The 1-, 3-, 5- and 10-year overall survival (OS) rates were 90%, 70%, 61% (at risk n = 27) and 50% (at risk n = 15), respectively. Multivariable analysis identified age ≥60 years (HR 3.5, 95% CI 1.6–7.3) and disease relapse (HR 3.3, 95% CI 1.5–7.4) as the only two risk factors for OS (Fig. 1a, b); accordingly, the 1-, 3-, 5-, and 10-year OS for patients below age 60 years was 95%, 80%, 70% (at risk n = 21) and 65% (at risk n = 14) respectively. The type of CBF fusion protein (p = 0.2), the presence of KIT mutation (n informative=22; p = 0.9) or additional chromosomal abnormalities (p = 0.7) did not carry independent predictive value for OS. The 1-, 3-, 5- and 10-year relapse-free survival rates were 75, 55, 52, and 45%, respectively. Multivariable analysis identified the female gender (HR 3.4, 95% CI 1.6–7.1) as the only adverse risk factor for relapse-free survival; primary vs therapy-related CBF-AML tended to be associated with inferior relapse-free survival (HR 3.1, 95% CI 0.7–13.3; p = 0.07) (Fig. 1c, d); the higher risk of relapse in primary vs therapy-related disease was not accounted for by differences in utilization of AHSCT or karyotype (Table). None of the patients who received AHSCT in CR1 (n = 10) relapsed. Similarly, only 1 of 14 patients transplanted in CR2 relapsed. By contrast, the relapse rate among patients achieving CR/CRi that was not consolidated with AHSCT was 38% (17/45).

Fig. 1: Overall and Relpase Free Survival in 70 patients with Core-Binding factor AML.
figure 1

a Overall Survival Stratified by Age; b Overall Survival Stratified by Relapse; c Relapse free survival stratified by Gender; d Relapse free survival stratified by primary vs. therapy-related.

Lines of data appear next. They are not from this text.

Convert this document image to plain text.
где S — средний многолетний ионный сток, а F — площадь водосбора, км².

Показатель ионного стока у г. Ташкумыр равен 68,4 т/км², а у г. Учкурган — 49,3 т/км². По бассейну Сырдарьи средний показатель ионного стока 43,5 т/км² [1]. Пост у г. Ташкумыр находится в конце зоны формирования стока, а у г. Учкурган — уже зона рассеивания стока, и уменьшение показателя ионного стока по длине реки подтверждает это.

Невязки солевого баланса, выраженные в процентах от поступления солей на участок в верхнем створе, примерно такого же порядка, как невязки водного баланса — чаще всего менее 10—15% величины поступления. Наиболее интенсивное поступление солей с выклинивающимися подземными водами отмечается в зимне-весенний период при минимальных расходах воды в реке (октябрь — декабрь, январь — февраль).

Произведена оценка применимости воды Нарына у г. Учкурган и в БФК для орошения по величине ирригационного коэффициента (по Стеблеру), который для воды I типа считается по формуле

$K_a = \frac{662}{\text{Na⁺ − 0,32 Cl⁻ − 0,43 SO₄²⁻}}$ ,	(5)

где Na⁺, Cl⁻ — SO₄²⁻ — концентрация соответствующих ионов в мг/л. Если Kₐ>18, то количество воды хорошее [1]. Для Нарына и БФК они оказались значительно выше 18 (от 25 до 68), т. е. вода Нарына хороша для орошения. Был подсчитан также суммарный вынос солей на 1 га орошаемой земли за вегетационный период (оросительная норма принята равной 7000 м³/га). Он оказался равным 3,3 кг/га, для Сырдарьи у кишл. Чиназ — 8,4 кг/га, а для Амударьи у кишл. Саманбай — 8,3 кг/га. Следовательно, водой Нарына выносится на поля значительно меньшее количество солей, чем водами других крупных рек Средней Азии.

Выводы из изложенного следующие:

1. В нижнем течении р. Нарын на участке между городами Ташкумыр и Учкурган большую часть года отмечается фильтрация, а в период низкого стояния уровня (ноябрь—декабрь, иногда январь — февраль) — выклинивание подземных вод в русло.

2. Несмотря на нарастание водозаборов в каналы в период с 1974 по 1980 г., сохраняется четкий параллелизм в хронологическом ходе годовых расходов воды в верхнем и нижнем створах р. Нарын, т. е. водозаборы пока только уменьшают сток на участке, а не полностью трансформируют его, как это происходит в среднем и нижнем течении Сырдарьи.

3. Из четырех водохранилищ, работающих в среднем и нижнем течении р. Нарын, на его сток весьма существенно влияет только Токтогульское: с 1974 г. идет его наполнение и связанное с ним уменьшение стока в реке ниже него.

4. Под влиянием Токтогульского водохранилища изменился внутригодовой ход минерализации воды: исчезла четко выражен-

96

The current study confirms the near 100% CR/CRi rate in CBF-AML treated with 7 + 3. The study also underlines the substantial risk of relapse, which was fortunately successfully addressed with AHSCT, regardless of the timing for transplant. Our observations suggest that pre-emptive AHSCT might reduce the risk of relapse; however, deferring AHSCT until after disease relapse did not appear to compromise ultimate outcome. Whether or not newer treatment approaches, such as the addition of GO [5,6,7] or dasatinib [8] to 7 + 3 or use of alternative induction regimens such as FLAG-IDA are effective in reducing relapse rates in CBF-AML require examination in a controlled setting. Similarly, controlled studies are needed to examine the role of maintenance therapy, including that with hypomethylating agents., especially in the context of minimal residual disease (MRD). Although the number of informative cases was small, our observation suggesting a more favorable outcome in therapy-related CBF AML was unexpected and not consistent with previous reports [9, 10]. Whether or not the observed discrepancy between studies relates to differences in patient demographics, disease biology or treatment regimens is plausible but not certain [11]. The same can be said regarding our observation regarding a higher rate of relapse in women, which was also reported in another study [12].